Amazon has been granted permission for a data center in Virginia’s Fauquier County.
The Warrenton Town Council this week voted 4-3 to approve Amazon Data Services' request for a special-use permit to build a 220,000 square-foot (20,450 sqm) data center at the intersection of Blackwell Road and Lee Highway in Warrenton.
The company reportedly aims to invest around $550 million in the project.
As is becoming increasingly common, the meeting went on until the early hours of the next day, finishing around 3 am due to the number of residents wishing to voice their opinion on the project.
Oscar-winning actor Robert Duvall was amongst the more than 130 who spoke during the meeting; he and many others were against the development. Residents spoke out against potential impact around noise, property values, traffic, environmental concerns, and whether the project will require new transmission lines installed.
“We are deeply disappointed by the Warrenton Town Council’s decision. Despite every possible effort ... the Town Council still voted 4-3 to approve the special use permit,” opposition group the Piedmont Environmental Council said this week. “What comes next is not entirely clear, but we will continue to evaluate and prepare, along with our partners, Citizens for Fauquier County and Protect Fauquier.”
While Northern Virginia is a major data center hub, Warrenton and Fauquier County are not traditionally where operators look to place facilities.
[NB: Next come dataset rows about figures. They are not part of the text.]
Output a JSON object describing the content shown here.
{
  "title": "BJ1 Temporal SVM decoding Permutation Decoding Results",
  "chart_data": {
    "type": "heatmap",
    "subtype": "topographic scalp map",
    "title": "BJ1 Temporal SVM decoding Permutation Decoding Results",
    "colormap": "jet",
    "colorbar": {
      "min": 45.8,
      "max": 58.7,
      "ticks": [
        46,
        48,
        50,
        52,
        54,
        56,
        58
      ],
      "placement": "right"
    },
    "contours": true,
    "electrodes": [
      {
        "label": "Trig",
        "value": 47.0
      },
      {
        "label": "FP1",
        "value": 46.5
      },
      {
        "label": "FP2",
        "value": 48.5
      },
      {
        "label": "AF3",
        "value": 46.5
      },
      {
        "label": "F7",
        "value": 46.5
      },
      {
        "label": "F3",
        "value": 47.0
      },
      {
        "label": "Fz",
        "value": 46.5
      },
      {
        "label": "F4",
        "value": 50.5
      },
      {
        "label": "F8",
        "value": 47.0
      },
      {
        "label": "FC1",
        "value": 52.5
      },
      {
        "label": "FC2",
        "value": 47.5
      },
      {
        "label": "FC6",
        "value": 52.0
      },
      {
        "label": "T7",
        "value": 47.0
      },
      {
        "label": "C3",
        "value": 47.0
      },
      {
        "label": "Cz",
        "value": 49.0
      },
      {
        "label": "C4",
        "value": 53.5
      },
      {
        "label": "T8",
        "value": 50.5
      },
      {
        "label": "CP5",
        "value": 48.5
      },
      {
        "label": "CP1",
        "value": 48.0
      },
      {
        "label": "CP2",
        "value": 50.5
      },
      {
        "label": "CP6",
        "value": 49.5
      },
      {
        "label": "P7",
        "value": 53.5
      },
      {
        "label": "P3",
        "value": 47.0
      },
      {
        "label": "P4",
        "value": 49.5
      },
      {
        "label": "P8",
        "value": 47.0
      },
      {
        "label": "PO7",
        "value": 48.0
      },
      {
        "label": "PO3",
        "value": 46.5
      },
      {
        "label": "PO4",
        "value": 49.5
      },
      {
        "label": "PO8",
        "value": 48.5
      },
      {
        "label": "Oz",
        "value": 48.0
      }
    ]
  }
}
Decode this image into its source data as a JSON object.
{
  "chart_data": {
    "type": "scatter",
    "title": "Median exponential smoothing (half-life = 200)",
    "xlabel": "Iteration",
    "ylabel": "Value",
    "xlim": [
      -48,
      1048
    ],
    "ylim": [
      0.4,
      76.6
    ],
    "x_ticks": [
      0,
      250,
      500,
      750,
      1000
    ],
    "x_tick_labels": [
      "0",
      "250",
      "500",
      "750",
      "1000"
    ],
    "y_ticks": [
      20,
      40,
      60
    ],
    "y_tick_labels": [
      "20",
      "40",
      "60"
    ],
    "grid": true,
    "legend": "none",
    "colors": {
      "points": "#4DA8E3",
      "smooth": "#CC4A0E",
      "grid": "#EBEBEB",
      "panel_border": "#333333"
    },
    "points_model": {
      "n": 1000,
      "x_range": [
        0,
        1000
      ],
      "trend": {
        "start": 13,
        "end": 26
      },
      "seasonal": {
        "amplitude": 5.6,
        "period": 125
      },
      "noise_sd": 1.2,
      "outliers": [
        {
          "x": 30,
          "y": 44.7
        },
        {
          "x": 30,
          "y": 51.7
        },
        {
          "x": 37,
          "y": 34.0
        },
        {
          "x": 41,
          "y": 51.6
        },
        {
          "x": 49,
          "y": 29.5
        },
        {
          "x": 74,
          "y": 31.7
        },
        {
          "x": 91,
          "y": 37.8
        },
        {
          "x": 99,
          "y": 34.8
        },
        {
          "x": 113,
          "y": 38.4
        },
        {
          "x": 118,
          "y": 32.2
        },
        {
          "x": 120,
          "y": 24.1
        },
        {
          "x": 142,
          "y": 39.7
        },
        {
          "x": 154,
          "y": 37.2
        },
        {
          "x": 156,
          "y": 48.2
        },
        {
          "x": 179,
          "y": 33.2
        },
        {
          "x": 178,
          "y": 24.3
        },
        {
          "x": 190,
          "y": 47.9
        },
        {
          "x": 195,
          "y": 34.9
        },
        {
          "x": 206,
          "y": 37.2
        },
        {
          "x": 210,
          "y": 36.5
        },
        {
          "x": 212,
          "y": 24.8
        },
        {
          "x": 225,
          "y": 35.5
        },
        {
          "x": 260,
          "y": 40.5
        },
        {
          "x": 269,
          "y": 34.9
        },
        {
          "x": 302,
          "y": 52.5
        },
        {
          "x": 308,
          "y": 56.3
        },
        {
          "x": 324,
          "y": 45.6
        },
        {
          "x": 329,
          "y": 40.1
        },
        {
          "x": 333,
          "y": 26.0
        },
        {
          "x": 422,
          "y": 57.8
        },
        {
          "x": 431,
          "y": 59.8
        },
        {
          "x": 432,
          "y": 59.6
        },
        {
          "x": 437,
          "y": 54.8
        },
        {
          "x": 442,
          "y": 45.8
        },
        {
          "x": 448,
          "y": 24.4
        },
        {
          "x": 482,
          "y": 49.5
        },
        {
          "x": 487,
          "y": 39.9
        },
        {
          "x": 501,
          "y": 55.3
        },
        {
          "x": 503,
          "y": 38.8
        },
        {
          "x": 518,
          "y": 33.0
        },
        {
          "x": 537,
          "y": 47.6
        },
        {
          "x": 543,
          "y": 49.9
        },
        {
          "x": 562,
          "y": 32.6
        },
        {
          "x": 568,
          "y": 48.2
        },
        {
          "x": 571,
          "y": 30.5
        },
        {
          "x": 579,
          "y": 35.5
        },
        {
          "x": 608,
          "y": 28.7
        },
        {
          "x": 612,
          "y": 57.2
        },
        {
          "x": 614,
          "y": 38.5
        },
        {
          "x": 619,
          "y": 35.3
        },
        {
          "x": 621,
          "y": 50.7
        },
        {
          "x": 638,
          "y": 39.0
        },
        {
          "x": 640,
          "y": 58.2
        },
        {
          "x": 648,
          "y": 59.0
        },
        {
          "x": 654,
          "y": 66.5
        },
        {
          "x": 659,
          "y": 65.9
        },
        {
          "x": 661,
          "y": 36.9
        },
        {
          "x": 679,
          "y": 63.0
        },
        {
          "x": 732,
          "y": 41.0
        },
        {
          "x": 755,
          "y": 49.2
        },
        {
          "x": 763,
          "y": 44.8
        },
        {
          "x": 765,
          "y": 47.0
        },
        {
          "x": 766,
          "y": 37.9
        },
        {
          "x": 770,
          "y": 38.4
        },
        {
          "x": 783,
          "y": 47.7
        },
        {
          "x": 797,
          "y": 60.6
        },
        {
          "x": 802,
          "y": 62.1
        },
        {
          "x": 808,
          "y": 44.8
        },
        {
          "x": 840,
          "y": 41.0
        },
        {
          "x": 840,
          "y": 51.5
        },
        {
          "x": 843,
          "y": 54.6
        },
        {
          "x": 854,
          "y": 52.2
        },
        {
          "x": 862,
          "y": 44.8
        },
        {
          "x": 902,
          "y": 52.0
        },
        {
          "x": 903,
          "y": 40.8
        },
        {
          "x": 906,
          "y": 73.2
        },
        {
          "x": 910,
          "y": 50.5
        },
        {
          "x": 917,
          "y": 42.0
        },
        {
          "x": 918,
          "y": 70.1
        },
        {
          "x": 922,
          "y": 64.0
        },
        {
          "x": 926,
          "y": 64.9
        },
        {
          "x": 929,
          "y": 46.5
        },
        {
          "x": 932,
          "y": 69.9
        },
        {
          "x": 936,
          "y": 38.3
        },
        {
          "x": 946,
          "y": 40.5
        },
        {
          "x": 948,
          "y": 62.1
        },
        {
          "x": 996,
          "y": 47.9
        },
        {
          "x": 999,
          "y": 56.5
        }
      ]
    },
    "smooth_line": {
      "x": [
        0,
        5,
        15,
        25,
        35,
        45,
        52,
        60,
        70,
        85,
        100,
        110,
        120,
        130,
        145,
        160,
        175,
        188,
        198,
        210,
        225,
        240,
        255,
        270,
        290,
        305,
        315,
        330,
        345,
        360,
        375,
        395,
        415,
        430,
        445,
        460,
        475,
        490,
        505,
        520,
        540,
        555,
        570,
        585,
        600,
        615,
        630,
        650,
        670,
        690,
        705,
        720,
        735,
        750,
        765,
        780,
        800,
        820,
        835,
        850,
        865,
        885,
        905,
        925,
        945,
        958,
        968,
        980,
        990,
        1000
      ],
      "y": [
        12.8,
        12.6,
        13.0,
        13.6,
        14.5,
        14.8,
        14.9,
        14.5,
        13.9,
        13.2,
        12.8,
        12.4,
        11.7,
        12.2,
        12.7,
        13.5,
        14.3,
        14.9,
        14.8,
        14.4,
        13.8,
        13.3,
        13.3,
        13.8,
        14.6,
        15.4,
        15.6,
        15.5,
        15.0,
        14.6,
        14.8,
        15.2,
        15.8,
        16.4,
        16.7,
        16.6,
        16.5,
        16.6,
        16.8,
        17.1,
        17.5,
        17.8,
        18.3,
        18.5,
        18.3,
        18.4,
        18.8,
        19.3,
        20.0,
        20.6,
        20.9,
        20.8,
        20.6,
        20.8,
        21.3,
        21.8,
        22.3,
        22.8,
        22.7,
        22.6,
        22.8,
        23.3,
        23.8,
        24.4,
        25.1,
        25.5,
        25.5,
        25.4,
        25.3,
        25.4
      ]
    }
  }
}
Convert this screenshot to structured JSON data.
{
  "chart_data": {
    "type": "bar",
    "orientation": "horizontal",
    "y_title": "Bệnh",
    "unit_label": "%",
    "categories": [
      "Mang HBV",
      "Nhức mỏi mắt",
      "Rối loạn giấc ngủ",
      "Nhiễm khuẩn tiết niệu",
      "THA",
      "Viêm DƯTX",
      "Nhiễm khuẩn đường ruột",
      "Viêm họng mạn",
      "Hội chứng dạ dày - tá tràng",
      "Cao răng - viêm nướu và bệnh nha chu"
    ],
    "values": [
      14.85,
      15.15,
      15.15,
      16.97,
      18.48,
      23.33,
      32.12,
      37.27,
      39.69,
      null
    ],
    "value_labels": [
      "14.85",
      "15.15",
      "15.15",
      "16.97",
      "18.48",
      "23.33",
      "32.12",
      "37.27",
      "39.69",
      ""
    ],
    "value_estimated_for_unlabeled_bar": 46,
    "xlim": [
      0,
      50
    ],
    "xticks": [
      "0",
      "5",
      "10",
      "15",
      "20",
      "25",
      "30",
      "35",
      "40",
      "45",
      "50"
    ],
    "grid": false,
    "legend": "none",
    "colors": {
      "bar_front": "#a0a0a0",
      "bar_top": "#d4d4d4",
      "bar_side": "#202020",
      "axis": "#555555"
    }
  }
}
However, AWS has a data center on the DoD’s nearby Warrenton Training Center campus, built in 2016. OVHcloud has a facility in Vint Hill that launched in 2017.
Amazon revealed it wanted to buy the plot and build a data center in Warrenton in June of 2021, but only if the town was able to change zoning laws to allow for such buildings in the area. The company was said to be “very interested" in Warrenton.
AWS subsequently acquired the 41.7-acre plot of land in Fauquier County, for $40 million the following September, after the town did change its zoning laws to allow for data centers at the behest of the cloud giant.
As with a number of data center developments outside Virginia’s traditional data center hub of Loudoun County, some local residents were sharply against the proposals.
Planning Officials last year voted to ‘indefinitely delay’ a public hearing on Amazon’s application after it was judged the company’s application was ‘incomplete’.
After that issue was resolved, the Town Council last month decided to table the vote at the request of the company in order to review new preconditions put forward during the public hearing. At the same meeting, local residents had suggested the site instead be rezoned to residential to allow for a multi-family, mixed-use residential development.
There is also a lawsuit claiming town officials illegally suppressed or redacted information requested by the organization through the Freedom of Information Act (FOIA) regarding the Amazon data center proposal. During this week's meeting, a motion was passed to distribute the FOIA documents in question.
Another ‘Texas-based data center developer’ has reportedly signed agreements with landowners in the Fauquier County towns of Vint Hill and Catlett to develop campuses there.
At least two other Warrenton sites are being marketed as potential locations for data center developments in the town that could accommodate more than 1.3 million sq ft (120,000 sqm) of development across almost 60 acres.